La lettre que le comte tenait à la main continuait à flétrir le caractère de Mme de Marmande en lui prêtant les desseins les plus vils. Elle appelait l’attention du mari sur les témoignages d’affection donnés par la jeune femme à son grand-père, et demandait si tout cela était bien sincère, si sous ce luxe de dévouement filial ne se cachaient pas des pensées d’héritage faciles à deviner. Cette lecture avait plongé le comte dans les plus sombres pensées, et il se promenait solitaire quand il fut rejoint par Kervey.

— Que fais-tu donc là si pensif, si seul? dit le marin.
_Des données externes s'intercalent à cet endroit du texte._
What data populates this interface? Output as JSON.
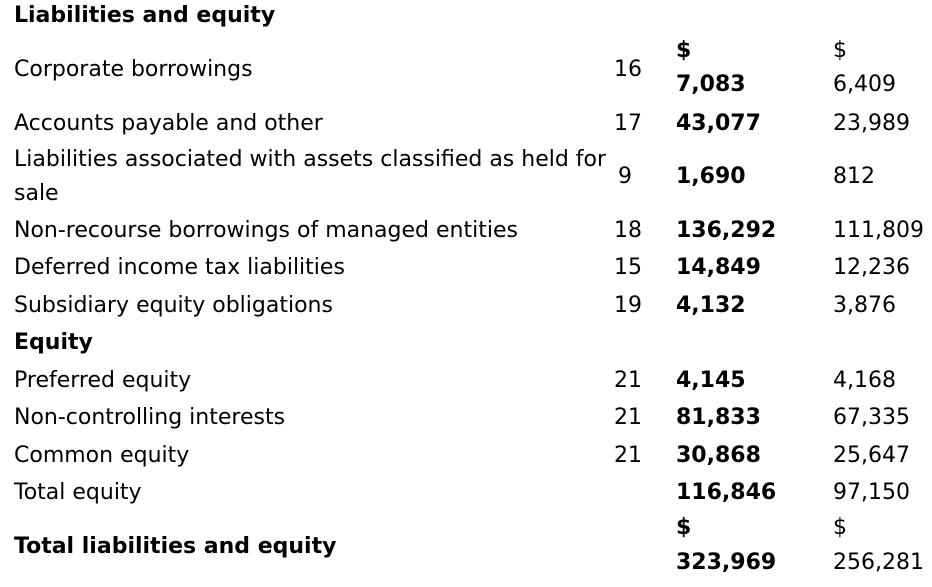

Marmande mit quelque temps à répondre, comme un homme qui a besoin d’un violent effort pour chasser de sa pensée de pénibles réflexions, puis il reprit avec un triste sourire : — Tu le vois, je fais ma visite du matin à ces fleurs, qui sont aujourd’hui mon plus vif, mon seul plaisir. Autrefois je croyais employer ma vie d’une manière fort utile en cherchant à réaliser pour la plus grande joie des badauds de Paris un attelage irréprochable; aujourd’hui je m’efforce de trouver le dahlia bleu ou la rose verte.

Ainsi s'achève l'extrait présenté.